Let's compute some performance metrics on training and test predictions to evaluate the performance of our model.
We will use the following robust evaluation metrics used for classification problems:
 1. AUC
 2. Logloss
 3. Accuracy
 4. F1 Score

In [92]:
# Compute AUC score

auc_train = eval_metric(train_data_true, train_data_preds, 'AUC')
auc_test = eval_metric(test_data.get_label(), test_data_preds[:,1], 'AUC')
print("Train AUC:{}".format(auc_train))
print("Test AUC:{}".format(auc_test))

Train AUC:[0.9033115522547814]
Test AUC:[0.9037158947782884]


The train and test AUCs are greater than 0.90 which means our model is pretty good at discriminating cases that result in arrest with those that do not.

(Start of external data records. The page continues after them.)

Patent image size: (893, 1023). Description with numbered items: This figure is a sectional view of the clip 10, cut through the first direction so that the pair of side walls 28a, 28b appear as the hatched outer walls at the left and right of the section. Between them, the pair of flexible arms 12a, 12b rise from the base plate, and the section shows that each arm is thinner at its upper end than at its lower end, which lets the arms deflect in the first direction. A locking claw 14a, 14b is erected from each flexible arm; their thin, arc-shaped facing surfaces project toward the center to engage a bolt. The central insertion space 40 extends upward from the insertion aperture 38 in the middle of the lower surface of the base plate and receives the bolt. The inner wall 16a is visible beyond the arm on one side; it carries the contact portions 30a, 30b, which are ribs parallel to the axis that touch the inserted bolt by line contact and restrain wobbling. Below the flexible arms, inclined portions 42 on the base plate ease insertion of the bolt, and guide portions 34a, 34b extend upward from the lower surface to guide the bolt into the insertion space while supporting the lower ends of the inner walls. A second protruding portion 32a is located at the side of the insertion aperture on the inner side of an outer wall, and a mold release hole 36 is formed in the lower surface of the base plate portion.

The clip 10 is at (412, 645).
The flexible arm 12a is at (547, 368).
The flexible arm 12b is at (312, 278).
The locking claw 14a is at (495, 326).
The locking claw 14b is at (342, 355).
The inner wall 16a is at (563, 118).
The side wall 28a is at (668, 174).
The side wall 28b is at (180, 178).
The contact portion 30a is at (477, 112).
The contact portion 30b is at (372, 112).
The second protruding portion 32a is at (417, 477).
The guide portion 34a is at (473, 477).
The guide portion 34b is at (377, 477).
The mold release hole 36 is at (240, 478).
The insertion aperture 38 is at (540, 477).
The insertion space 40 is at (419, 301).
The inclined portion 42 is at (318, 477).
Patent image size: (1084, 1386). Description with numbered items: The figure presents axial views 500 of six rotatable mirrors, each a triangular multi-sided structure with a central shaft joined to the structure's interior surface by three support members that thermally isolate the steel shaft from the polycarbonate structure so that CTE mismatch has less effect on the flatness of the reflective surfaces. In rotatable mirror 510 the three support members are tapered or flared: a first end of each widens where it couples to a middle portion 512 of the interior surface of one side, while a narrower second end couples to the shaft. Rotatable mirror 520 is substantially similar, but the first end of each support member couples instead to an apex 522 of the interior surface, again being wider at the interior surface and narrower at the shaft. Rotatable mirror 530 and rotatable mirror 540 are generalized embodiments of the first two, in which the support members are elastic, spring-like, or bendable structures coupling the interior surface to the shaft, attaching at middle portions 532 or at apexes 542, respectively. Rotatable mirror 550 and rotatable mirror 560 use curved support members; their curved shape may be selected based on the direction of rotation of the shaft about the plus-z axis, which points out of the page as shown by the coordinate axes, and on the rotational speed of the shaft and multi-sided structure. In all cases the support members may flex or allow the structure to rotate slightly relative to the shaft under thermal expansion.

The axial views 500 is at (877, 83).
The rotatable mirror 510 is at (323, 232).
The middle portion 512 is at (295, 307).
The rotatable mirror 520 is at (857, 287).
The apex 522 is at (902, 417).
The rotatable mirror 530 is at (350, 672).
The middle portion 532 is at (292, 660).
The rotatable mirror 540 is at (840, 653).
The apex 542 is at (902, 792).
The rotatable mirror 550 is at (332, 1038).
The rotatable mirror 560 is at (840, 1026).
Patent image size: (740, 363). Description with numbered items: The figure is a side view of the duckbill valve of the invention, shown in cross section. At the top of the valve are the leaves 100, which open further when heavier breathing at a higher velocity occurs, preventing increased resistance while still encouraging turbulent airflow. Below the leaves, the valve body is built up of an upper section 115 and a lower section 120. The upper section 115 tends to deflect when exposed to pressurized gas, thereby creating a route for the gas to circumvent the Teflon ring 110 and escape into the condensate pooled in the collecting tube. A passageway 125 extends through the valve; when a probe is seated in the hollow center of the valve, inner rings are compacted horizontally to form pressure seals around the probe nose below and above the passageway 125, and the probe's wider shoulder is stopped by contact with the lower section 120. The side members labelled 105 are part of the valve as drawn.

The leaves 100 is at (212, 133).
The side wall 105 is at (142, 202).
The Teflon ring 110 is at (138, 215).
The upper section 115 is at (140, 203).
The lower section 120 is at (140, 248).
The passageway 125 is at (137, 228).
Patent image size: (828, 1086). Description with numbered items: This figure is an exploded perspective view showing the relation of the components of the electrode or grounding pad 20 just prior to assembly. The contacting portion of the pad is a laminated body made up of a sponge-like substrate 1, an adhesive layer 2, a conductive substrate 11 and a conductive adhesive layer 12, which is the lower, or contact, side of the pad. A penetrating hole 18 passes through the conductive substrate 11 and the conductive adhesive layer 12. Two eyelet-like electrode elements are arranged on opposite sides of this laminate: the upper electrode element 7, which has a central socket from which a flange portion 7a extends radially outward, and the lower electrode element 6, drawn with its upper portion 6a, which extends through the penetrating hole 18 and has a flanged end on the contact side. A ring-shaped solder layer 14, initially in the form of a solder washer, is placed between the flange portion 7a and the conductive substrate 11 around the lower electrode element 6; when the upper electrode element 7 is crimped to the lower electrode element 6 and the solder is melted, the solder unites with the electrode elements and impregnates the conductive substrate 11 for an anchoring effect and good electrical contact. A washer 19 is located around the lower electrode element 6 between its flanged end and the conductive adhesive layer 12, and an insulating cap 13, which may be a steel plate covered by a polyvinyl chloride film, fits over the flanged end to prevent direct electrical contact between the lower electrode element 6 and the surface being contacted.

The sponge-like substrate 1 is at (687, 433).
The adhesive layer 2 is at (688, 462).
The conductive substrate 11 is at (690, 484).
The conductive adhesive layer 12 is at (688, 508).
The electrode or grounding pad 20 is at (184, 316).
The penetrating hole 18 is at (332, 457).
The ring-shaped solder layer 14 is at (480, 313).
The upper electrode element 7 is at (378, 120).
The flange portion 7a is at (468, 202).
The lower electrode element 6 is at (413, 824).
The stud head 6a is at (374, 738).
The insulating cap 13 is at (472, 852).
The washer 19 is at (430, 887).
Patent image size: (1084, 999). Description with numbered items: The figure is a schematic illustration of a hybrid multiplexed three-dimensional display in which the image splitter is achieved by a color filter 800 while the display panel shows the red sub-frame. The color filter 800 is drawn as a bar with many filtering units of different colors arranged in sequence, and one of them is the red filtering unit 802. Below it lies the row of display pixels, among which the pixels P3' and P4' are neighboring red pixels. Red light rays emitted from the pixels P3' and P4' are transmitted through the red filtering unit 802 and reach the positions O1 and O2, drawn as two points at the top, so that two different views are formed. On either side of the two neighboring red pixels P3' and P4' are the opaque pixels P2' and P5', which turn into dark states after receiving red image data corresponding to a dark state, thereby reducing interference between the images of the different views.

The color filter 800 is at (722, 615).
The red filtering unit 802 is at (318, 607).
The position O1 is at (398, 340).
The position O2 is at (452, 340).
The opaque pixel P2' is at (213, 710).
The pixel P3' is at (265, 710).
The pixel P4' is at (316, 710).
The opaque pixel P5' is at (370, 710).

We used Logloss as our loss function and our model tried to minimize it towards zero besides that we can't say much about the raw Logloss values. 

In [95]:
# Logloss

Logloss_train = eval_metric(train_data_true, train_data_preds, 'Logloss')
Logloss_test = eval_metric(test_data.get_label(), test_data_preds[:,1], 'Logloss')
print("Train Logloss:{}".format(Logloss_train))
print("Test Logloss:{}".format(Logloss_test))


Train Logloss:[0.6636908444307708]
Test Logloss:[0.6639550261296439]


The model's accuracy turns out to be pretty low.

In [97]:
# Accuracy

Accuracy_train = eval_metric(train_data_true, train_data_preds, 'Accuracy')
Accuracy_test = eval_metric(test_data.get_label(), test_data_preds[:,1], 'Accuracy')
print("Train Accuracy:{}".format(Accuracy_train))
print("Test Accuracy:{}".format(Accuracy_train))

Train Accuracy:[0.293348]
Test Accuracy:[0.293348]


The F1 score for our model has a low value as well.

In [103]:
# F1

F1_train = eval_metric(train_data_true, train_data_preds, 'F1')
F1_test = eval_metric(test_data.get_label(), test_data_preds[:,1], 'F1')
print("Train F1:{}".format(F1_train))
print("Test F1:{}".format(F1_train))

Train F1:[0.45362578362513417]
Test F1:[0.45362578362513417]


As we look at the evaluation metrics, the training and test metrics are fairly close. It means our model is about as good at prediction on test data as it is on the training data. We can conclude that our model does not overfit on the training dataset.